Newly created vSphere CSI node pods in VKS cluster are stuck in CLBO state with the following error:
failed to retrieve topology information for Node: "<node-name>". Error: "failed to fetch topology information for the worker node \"<node-name>\". Error: failed to get VirtualMachines for the node: \"<node-name>\". Error: Unauthorized",}
Registration process failed with error: RegisterPlugin error -- plugin registration failed with err: rpc error: code = Internal desc = failed to retrieve topology information for Node: "<node-name>". Error: "failed to fetch topology information for the worker node \"<node-name>\". Error: failed to get VirtualMachines for the node: \"<node-name>\". Error: Unauthorized", restarting registration container.
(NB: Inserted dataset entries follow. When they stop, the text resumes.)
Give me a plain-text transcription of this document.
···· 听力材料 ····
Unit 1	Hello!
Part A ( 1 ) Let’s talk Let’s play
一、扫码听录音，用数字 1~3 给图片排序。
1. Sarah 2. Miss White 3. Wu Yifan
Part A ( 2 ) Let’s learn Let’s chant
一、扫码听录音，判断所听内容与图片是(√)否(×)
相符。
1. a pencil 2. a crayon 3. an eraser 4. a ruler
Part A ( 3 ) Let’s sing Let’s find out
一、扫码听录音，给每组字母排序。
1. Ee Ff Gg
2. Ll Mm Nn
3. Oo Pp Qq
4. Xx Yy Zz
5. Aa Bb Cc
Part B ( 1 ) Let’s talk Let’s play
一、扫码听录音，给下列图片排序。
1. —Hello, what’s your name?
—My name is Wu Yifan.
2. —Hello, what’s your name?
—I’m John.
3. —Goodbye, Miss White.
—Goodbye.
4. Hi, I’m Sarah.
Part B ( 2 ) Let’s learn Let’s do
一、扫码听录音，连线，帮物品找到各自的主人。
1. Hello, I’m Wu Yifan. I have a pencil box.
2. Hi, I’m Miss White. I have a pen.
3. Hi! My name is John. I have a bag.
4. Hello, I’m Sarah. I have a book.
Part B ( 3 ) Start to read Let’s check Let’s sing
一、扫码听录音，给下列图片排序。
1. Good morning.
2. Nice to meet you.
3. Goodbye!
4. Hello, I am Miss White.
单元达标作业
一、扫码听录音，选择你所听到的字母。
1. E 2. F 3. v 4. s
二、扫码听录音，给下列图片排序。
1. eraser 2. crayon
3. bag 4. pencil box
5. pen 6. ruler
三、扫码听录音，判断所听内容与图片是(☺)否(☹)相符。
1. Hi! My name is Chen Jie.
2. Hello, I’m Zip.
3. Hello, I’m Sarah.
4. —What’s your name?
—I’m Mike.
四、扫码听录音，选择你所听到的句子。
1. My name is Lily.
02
vSphere Kubernetes Service
CSI controller deployment in VKS cluster connects to supervisor cluster by using a token which is present in the secret pvcsi-provider-creds on VKS cluster. If CSI is not able to load the latest secret having the correct credentials, then all connections from CSI in VKS cluster to supervisor cluster will fail with unauthorized error.
Workaround:
Restart vSphere CSI driver deployment in VKS cluster and wait for the pods to come to Running state.
kubectl rollout restart deployment vsphere-csi-controller -n vmware-system-csi
The vsphere-csi-node pods stuck in CLBO will also come to running state eventually.